Kaspersky Labs has published an excellent piece of work on keyloggers. According to Kaspersky, the use of keyloggers has risen 500% from January 2003 to July 2006. "There are many more examples of cyber criminals using keyloggers – most financial cybercrime is committed using keyloggers, since these programs are the most comprehensive and reliable tool for tracking electronic information." says the article.
"One report issued by Symantec shows that almost 50% of malicious programs detected by the company’s analysts during the past year do not pose a direct threat to computers, but instead are used by cyber criminals to harvest personal user data." the article points out.
The article contains great overivew of many successful examples of keyloggers, describes the growing threats and recommends steps to take to mitigate the threat.
One thing I want to note is that the use of passwords and anything entered in by the keyboard is very insecure (read my paper "Why your use of ID and password is likely a joke").

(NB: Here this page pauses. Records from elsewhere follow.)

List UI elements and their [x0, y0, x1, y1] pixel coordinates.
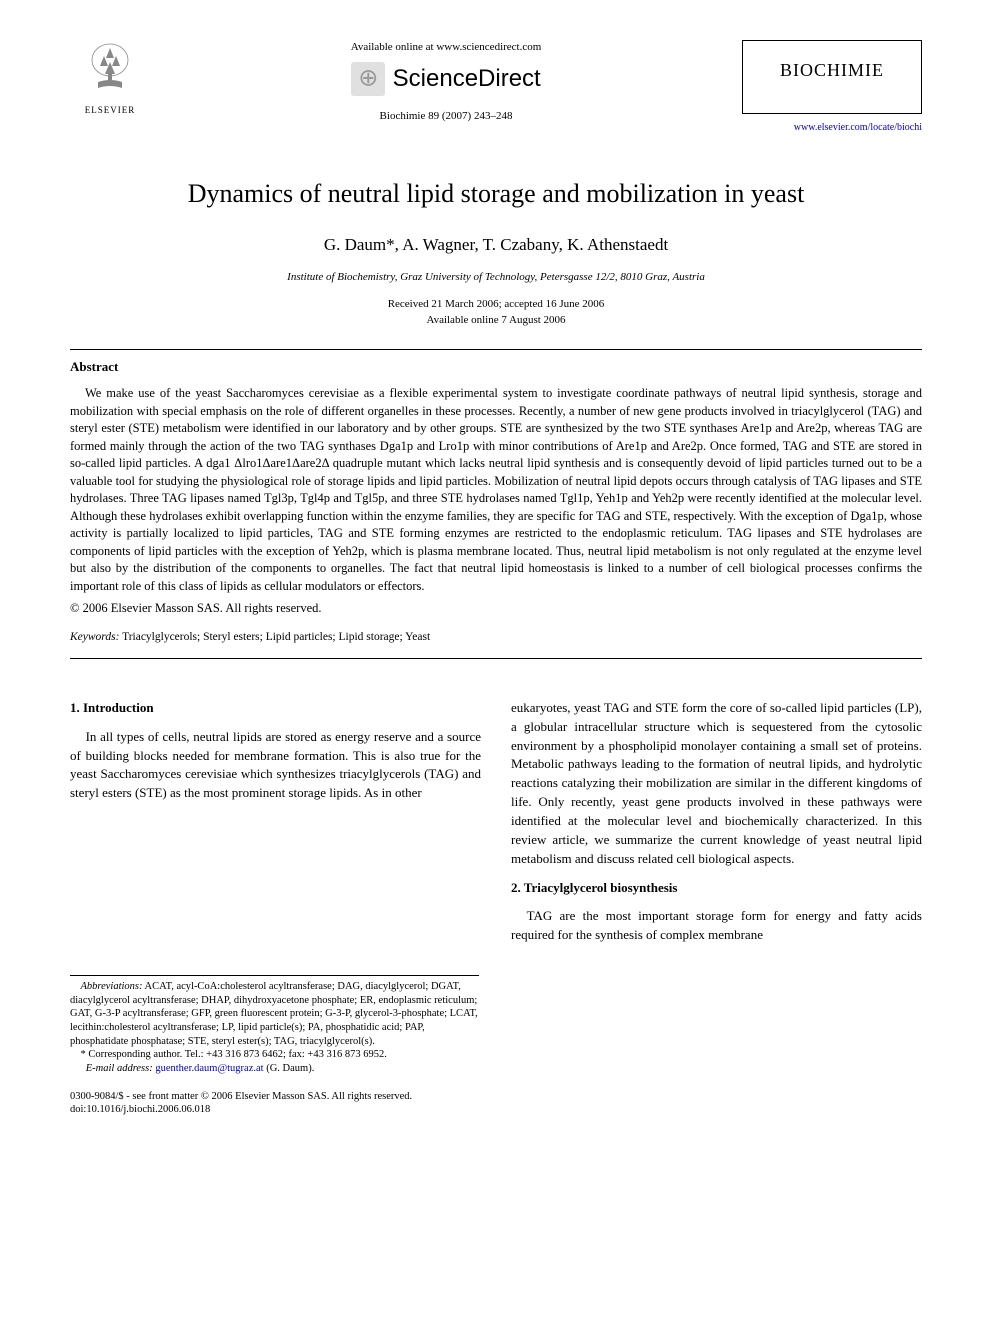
- received-date: Received 21 March 2006; accepted 16 June…: [70, 297, 922, 313]
- article-title: Dynamics of neutral lipid storage and mo…: [70, 175, 922, 213]
- doi-line: doi:10.1016/j.biochi.2006.06.018: [70, 1103, 922, 1117]
- publisher-logo: ELSEVIER: [70, 40, 150, 117]
- abstract-section: Abstract We make use of the yeast Saccha…: [70, 358, 922, 617]
- journal-name: BIOCHIMIE: [753, 57, 911, 83]
- rule-bottom: [70, 658, 922, 659]
- sciencedirect-text: ScienceDirect: [393, 65, 541, 92]
- article-dates: Received 21 March 2006; accepted 16 June…: [70, 297, 922, 329]
- front-matter-line: 0300-9084/$ - see front matter © 2006 El…: [70, 1090, 922, 1104]
- keywords-line: Keywords: Triacylglycerols; Steryl ester…: [70, 629, 922, 646]
- rule-top: [70, 349, 922, 350]
- abstract-copyright: © 2006 Elsevier Masson SAS. All rights r…: [70, 599, 922, 617]
- sciencedirect-icon: [351, 62, 385, 96]
- sciencedirect-logo: ScienceDirect: [150, 62, 742, 97]
- corresponding-author-footnote: * Corresponding author. Tel.: +43 316 87…: [70, 1048, 479, 1062]
- sec2-paragraph-1: TAG are the most important storage form …: [511, 907, 922, 945]
- affiliation: Institute of Biochemistry, Graz Universi…: [70, 270, 922, 286]
- email-footnote: E-mail address: guenther.daum@tugraz.at …: [70, 1062, 479, 1076]
- keywords-text: Triacylglycerols; Steryl esters; Lipid p…: [119, 631, 430, 643]
- citation-line: Biochimie 89 (2007) 243–248: [150, 109, 742, 125]
- corr-label: * Corresponding author.: [81, 1049, 185, 1060]
- journal-branding: BIOCHIMIE: [742, 40, 922, 114]
- footnotes-block: Abbreviations: ACAT, acyl-CoA:cholestero…: [70, 975, 479, 1075]
- email-suffix: (G. Daum).: [264, 1063, 315, 1074]
- publisher-name: ELSEVIER: [70, 104, 150, 117]
- corr-text: Tel.: +43 316 873 6462; fax: +43 316 873…: [185, 1049, 387, 1060]
- page-footer-meta: 0300-9084/$ - see front matter © 2006 El…: [70, 1090, 922, 1117]
- email-label: E-mail address:: [86, 1063, 153, 1074]
- author-email-link[interactable]: guenther.daum@tugraz.at: [155, 1063, 263, 1074]
- journal-box: BIOCHIMIE: [742, 40, 922, 114]
- section-2-heading: 2. Triacylglycerol biosynthesis: [511, 879, 922, 898]
- available-online-text: Available online at www.sciencedirect.co…: [150, 40, 742, 56]
- abbreviations-footnote: Abbreviations: ACAT, acyl-CoA:cholestero…: [70, 980, 479, 1048]
- elsevier-tree-icon: [70, 40, 150, 104]
- intro-paragraph-1: In all types of cells, neutral lipids ar…: [70, 728, 481, 803]
- page-header: ELSEVIER Available online at www.science…: [70, 40, 922, 125]
- author-list: G. Daum*, A. Wagner, T. Czabany, K. Athe…: [70, 233, 922, 258]
- body-columns: 1. Introduction In all types of cells, n…: [70, 699, 922, 955]
- center-header: Available online at www.sciencedirect.co…: [150, 40, 742, 125]
- intro-paragraph-1-cont: eukaryotes, yeast TAG and STE form the c…: [511, 699, 922, 869]
- keywords-label: Keywords:: [70, 631, 119, 643]
- available-date: Available online 7 August 2006: [70, 313, 922, 329]
- abstract-heading: Abstract: [70, 358, 922, 377]
- abstract-text: We make use of the yeast Saccharomyces c…: [70, 385, 922, 595]
- abbrev-label: Abbreviations:: [81, 981, 143, 992]
- section-1-heading: 1. Introduction: [70, 699, 481, 718]
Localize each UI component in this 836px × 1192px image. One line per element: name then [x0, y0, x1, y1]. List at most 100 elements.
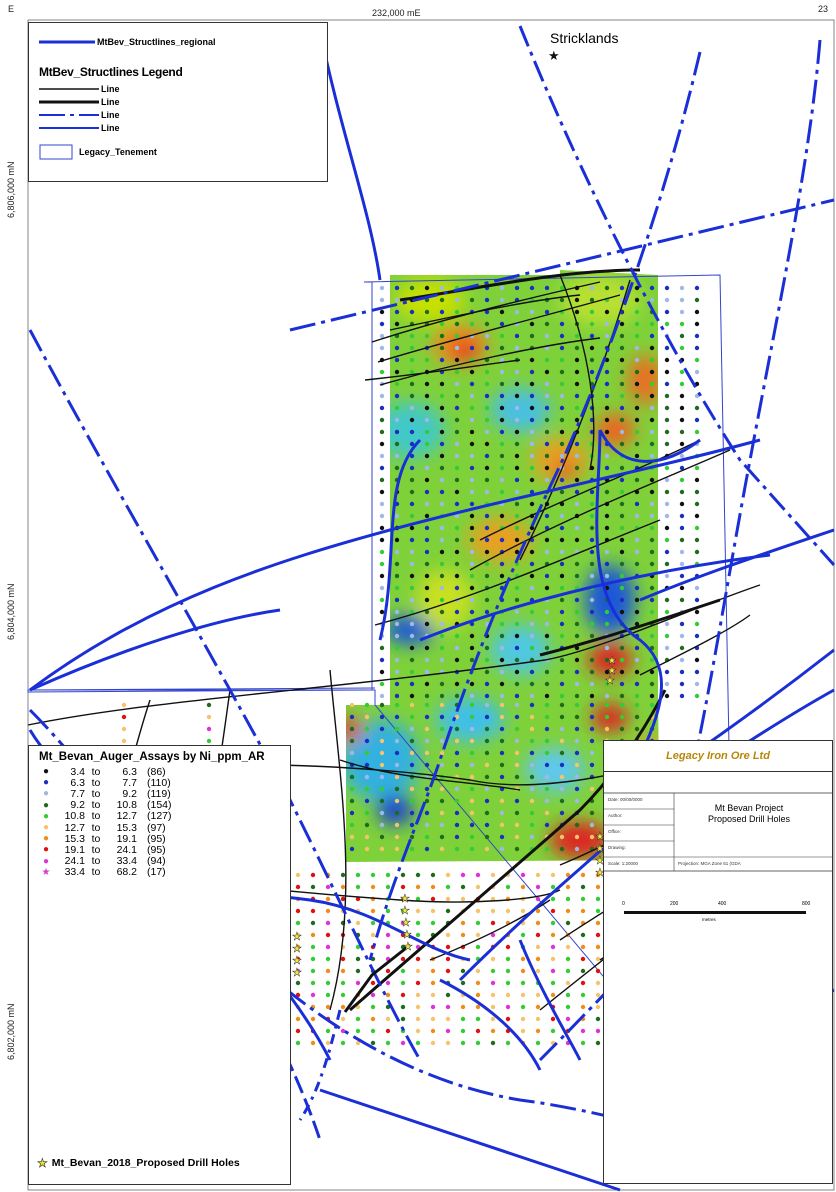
auger-sample-point: [454, 810, 460, 816]
auger-sample-point: [634, 285, 640, 291]
auger-sample-point: [349, 834, 355, 840]
auger-sample-point: [424, 681, 430, 687]
auger-sample-point: [394, 573, 400, 579]
auger-sample-point: [206, 726, 212, 732]
assay-class-row: ● 9.2 to 10.8 (154): [41, 799, 172, 812]
auger-sample-point: [589, 738, 595, 744]
auger-sample-point: [409, 489, 415, 495]
auger-sample-point: [499, 321, 505, 327]
auger-sample-point: [619, 489, 625, 495]
auger-sample-point: [550, 980, 556, 986]
auger-sample-point: [559, 585, 565, 591]
assay-class-from: 9.2: [70, 799, 85, 812]
auger-sample-point: [379, 726, 385, 732]
auger-sample-point: [514, 393, 520, 399]
auger-sample-point: [394, 834, 400, 840]
auger-sample-point: [439, 738, 445, 744]
auger-sample-point: [325, 968, 331, 974]
auger-sample-point: [490, 1028, 496, 1034]
auger-sample-point: [355, 1028, 361, 1034]
auger-sample-point: [439, 441, 445, 447]
auger-sample-point: [460, 968, 466, 974]
auger-sample-point: [574, 309, 580, 315]
auger-sample-point: [619, 393, 625, 399]
auger-sample-point: [295, 956, 301, 962]
assay-class-to-word: to: [91, 765, 101, 778]
auger-sample-point: [364, 822, 370, 828]
auger-sample-point: [589, 297, 595, 303]
auger-sample-point: [559, 429, 565, 435]
auger-sample-point: [475, 932, 481, 938]
auger-sample-point: [364, 726, 370, 732]
auger-sample-point: [574, 369, 580, 375]
auger-sample-point: [619, 657, 625, 663]
auger-sample-point: [535, 956, 541, 962]
auger-sample-point: [559, 810, 565, 816]
auger-sample-point: [394, 465, 400, 471]
auger-sample-point: [580, 1040, 586, 1046]
assay-class-symbol-icon: ●: [42, 855, 50, 867]
auger-sample-point: [619, 702, 625, 708]
auger-sample-point: [559, 693, 565, 699]
auger-sample-point: [514, 681, 520, 687]
auger-sample-point: [604, 309, 610, 315]
auger-sample-point: [310, 932, 316, 938]
auger-sample-point: [295, 884, 301, 890]
auger-sample-point: [544, 585, 550, 591]
auger-sample-point: [445, 1004, 451, 1010]
auger-sample-point: [679, 441, 685, 447]
auger-sample-point: [460, 896, 466, 902]
auger-sample-point: [664, 285, 670, 291]
auger-sample-point: [694, 393, 700, 399]
auger-sample-point: [589, 597, 595, 603]
auger-sample-point: [514, 585, 520, 591]
title-block-grid: [604, 792, 832, 872]
auger-sample-point: [634, 405, 640, 411]
drill-hole-star-icon: ★: [292, 955, 302, 967]
auger-sample-point: [634, 345, 640, 351]
assay-class-to: 68.2: [116, 866, 137, 879]
auger-sample-point: [499, 537, 505, 543]
auger-sample-point: [664, 357, 670, 363]
auger-sample-point: [664, 297, 670, 303]
auger-sample-point: [559, 369, 565, 375]
auger-sample-point: [439, 453, 445, 459]
auger-sample-point: [574, 762, 580, 768]
auger-sample-point: [520, 1004, 526, 1010]
auger-sample-point: [604, 465, 610, 471]
auger-sample-point: [415, 908, 421, 914]
auger-sample-point: [415, 896, 421, 902]
auger-sample-point: [469, 549, 475, 555]
drill-hole-star-icon: ★: [595, 855, 605, 867]
assay-class-symbol-icon: ●: [42, 833, 50, 845]
auger-sample-point: [379, 810, 385, 816]
auger-sample-point: [469, 441, 475, 447]
auger-sample-point: [424, 750, 430, 756]
auger-sample-point: [469, 750, 475, 756]
auger-sample-point: [430, 872, 436, 878]
auger-sample-point: [559, 549, 565, 555]
auger-sample-point: [430, 980, 436, 986]
auger-sample-point: [679, 333, 685, 339]
auger-sample-point: [529, 417, 535, 423]
auger-sample-point: [634, 561, 640, 567]
auger-sample-point: [634, 714, 640, 720]
auger-sample-point: [415, 920, 421, 926]
auger-sample-point: [424, 405, 430, 411]
auger-sample-point: [409, 441, 415, 447]
auger-sample-point: [514, 810, 520, 816]
auger-sample-point: [634, 669, 640, 675]
auger-sample-point: [394, 786, 400, 792]
auger-sample-point: [574, 333, 580, 339]
legend-title: MtBev_Structlines Legend: [39, 65, 183, 79]
auger-sample-point: [454, 633, 460, 639]
tenement-boundary-west: [27, 687, 376, 691]
assay-class-row: ● 10.8 to 12.7 (127): [41, 810, 172, 822]
auger-sample-point: [574, 822, 580, 828]
auger-sample-point: [520, 908, 526, 914]
auger-sample-point: [469, 726, 475, 732]
auger-sample-point: [664, 441, 670, 447]
auger-sample-point: [469, 762, 475, 768]
auger-sample-point: [679, 549, 685, 555]
auger-sample-point: [559, 489, 565, 495]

Intelligence agencies have known this for many, many years. As a result, defense agencies have windowless rooms to thwart the capture of keyboard strokes by antennas. They also use special computers that have keyboards wired hard into the computer or, can detect when a keyboard is removed and a hardware keyboard logger is inserted between the keyboard and the computer.
Most enterprises don't have the resources, or the willpower of the military to defend itself against all forms of attacks. So, what is an enterprise to do to defend itself against keyloggers and malware?
Have a many layered enterprise defense strategy. You must assume that almost all layers will be broken...especially in today's age where the number of attack vectors internally and externally are so great.
Use stronger authentication for higher risk systems, applications, information and physical areas. I caution the reader however that these are not foolproof. There have been many times over the last year where documented reports have been found that multi-factor authentication has been bypassed. Usually this involved the criminals having software installed that lets the authentic user log on and then afterwards hijacks the session.
Use transaction authentication for protecting enterprise crown jewels.
Finally, have content filters on all outbound traffic through the firewall to catch precious things digitally leaving the enterprise that shouldn't.